The next August I said to myself, Mark, this is ridiculous.  Of course, you can run. Last year was a fluke. Only thirty-six years old.  Generally fit. No reason I can’t train gradually to run the 5k Turkey Trot in three months. Failed again.

Year Thirteen.

This cycle of trying and failing repeated without variation for 12 consecutive years. After 12 years on the hamster wheel of failure, I sought help. I then discovered that I had been doing it all wrong.  Apparently, I was the last person on earth to unearth the ubiquitous Couch to 5k in two months plan. Seems there were millions lying on couches dreaming about getting up and running 3.1 miles and someone had perfected the way to do it.

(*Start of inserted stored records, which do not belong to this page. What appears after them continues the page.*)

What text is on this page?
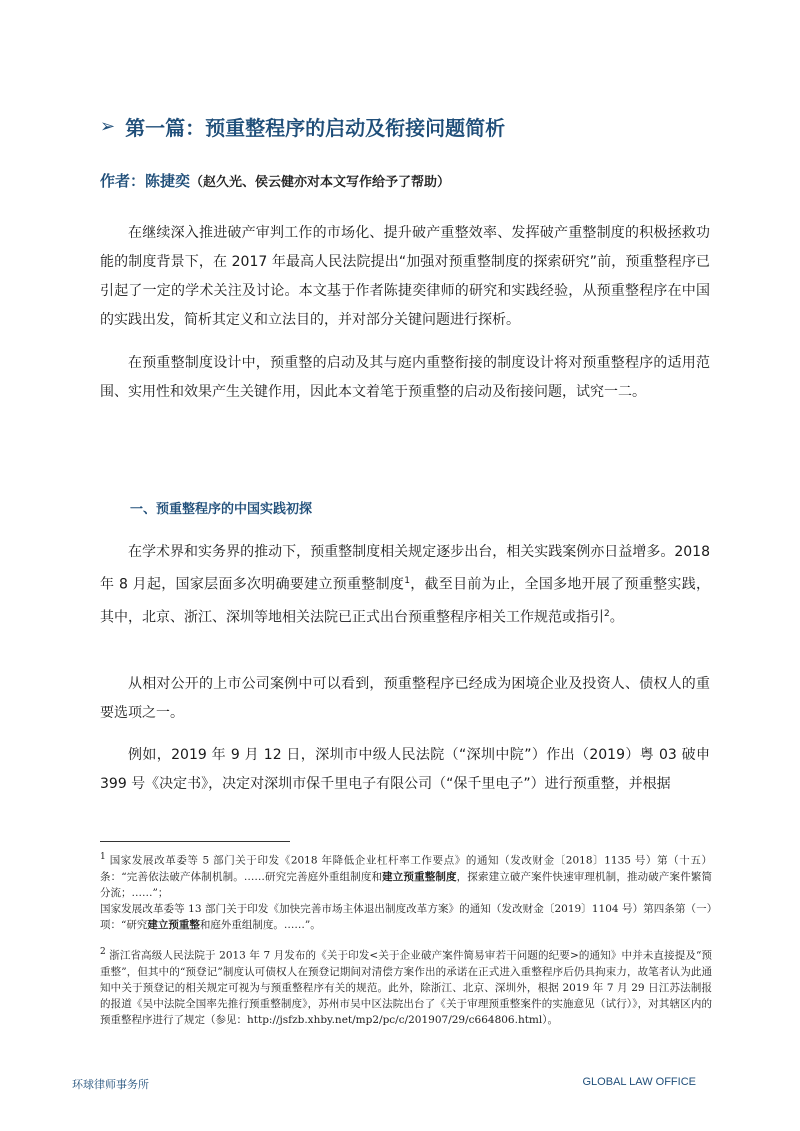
➢ 第一篇：预重整程序的启动及衔接问题简析
作者：陈捷奕（赵久光、侯云健亦对本文写作给予了帮助）

在继续深入推进破产审判工作的市场化、提升破产重整效率、发挥破产重整制度的积极拯救功能的制度背景下，在 2017 年最高人民法院提出“加强对预重整制度的探索研究”前，预重整程序已引起了一定的学术关注及讨论。本文基于作者陈捷奕律师的研究和实践经验，从预重整程序在中国的实践出发，简析其定义和立法目的，并对部分关键问题进行探析。

在预重整制度设计中，预重整的启动及其与庭内重整衔接的制度设计将对预重整程序的适用范围、实用性和效果产生关键作用，因此本文着笔于预重整的启动及衔接问题，试究一二。

一、预重整程序的中国实践初探

在学术界和实务界的推动下，预重整制度相关规定逐步出台，相关实践案例亦日益增多。2018 年 8 月起，国家层面多次明确要建立预重整制度$^1$，截至目前为止，全国多地开展了预重整实践，其中，北京、浙江、深圳等地相关法院已正式出台预重整程序相关工作规范或指引$^2$。

从相对公开的上市公司案例中可以看到，预重整程序已经成为困境企业及投资人、债权人的重要选项之一。

例如，2019 年 9 月 12 日，深圳市中级人民法院（“深圳中院”）作出（2019）粤 03 破申 399 号《决定书》，决定对深圳市保千里电子有限公司（“保千里电子”）进行预重整，并根据

$^1$ 国家发展改革委等 5 部门关于印发《2018 年降低企业杠杆率工作要点》的通知（发改财金〔2018〕1135 号）第（十五）条：“完善依法破产体制机制。……研究完善庭外重组制度和建立预重整制度，探索建立破产案件快速审理机制，推动破产案件繁简分流；……”；
国家发展改革委等 13 部门关于印发《加快完善市场主体退出制度改革方案》的通知（发改财金〔2019〕1104 号）第四条第（一）项：“研究建立预重整和庭外重组制度。……”。

$^2$ 浙江省高级人民法院于 2013 年 7 月发布的《关于印发<关于企业破产案件简易审若干问题的纪要>的通知》中并未直接提及“预重整”，但其中的“预登记”制度认可债权人在预登记期间对清偿方案作出的承诺在正式进入重整程序后仍具拘束力，故笔者认为此通知中关于预登记的相关规定可视为与预重整程序有关的规范。此外，除浙江、北京、深圳外，根据 2019 年 7 月 29 日江苏法制报的报道《吴中法院全国率先推行预重整制度》，苏州市吴中区法院出台了《关于审理预重整案件的实施意见（试行）》，对其辖区内的预重整程序进行了规定（参见：http://jsfzb.xhby.net/mp2/pc/c/201907/29/c664806.html）。

环球律师事务所	GLOBAL LAW OFFICE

Couch to 5k works like this. Over the course of 10 weeks you alternate walking and running three times each week. Follow an exact, scientific schedule of gradually walking less and running more. What a plan. I can do this! Failed again.

For the next five years, I reloaded Couch to 5k every summer with the Turkey Trot in my sights. I never could run more than a mile and a half without stopping. For 17 years I watched the race from the sidewalk. I was ready to burn my shoes.

I don’t blame you if you’re thinking I’m making this up. Scout’s honor. (I really was a Boy Scout. There was a merit badge for running. I didn’t get one.) The next September, brought my annual impulse to train for the Turkey Trot. I knew Couch to 5k didn’t work for me.

Year Seventeen.

I had an idea. What if I created a running ritual? I had spent much of my life researching the surprising power of both group rituals and personal rituals. I knew that a powerful personal ritual was made up of a precise routine plus some inspiring, symbolic, inspirational components. Inexplicably, I had never considered creating one to help me run.

On September 4th, I began training using my carefully crafted personal running ritual. My plan was exactly like the previous 17 years. Run three times a week. Work up to two miles. Then run the Turkey Trot on Thanksgiving. I was determined. I was not optimistic.

 

Powerful personal rituals include both physical and psychological components.

Something you move. Something that moves you. 

My first run was three blocks. Six weeks later, I was running eight miles without stopping.  I entered the Turkey Trot. (All the details of my Running Ritual are in Clutch: How Rituals Elevate Performance and Happiness.)

Source: JBLM MWR/Flickr

Source: JBLM MWR/Flickr

The Science of Rituals.

Recent mind/brain/behavior research shows that my running ritual success was far from unique. Simple rituals are a shortcut to changing attitudes, behavior and relationships. Rituals punch above their weight.

So, exactly what is a ritual? A ritual is a repeated, symbolic, inspirational routine.  Powerful personal rituals include both physical and psychological components. Something you move. Something that moves you. The routine component that you create should be practical, positive and precise. Baseball Hall of Famer Wade Boggs ran wind sprints to warm up on game days. He ran them at 17 minutes past the hour. Precise routines become autopilot routines. Your ritual isn’t ready yet. Now add something symbolic, inspirational or motivational. Be like Mike. Michael Jordan wore his North Carolina Tar Heel basketball shorts under his Chicago Bulls’ shorts to remind him from whence he came. Rituals are not just for athletes and exercise wannabes. A ritual can help tip the scales in your favor to accomplish most anything.

 Hopefully, this saves you seventeen years.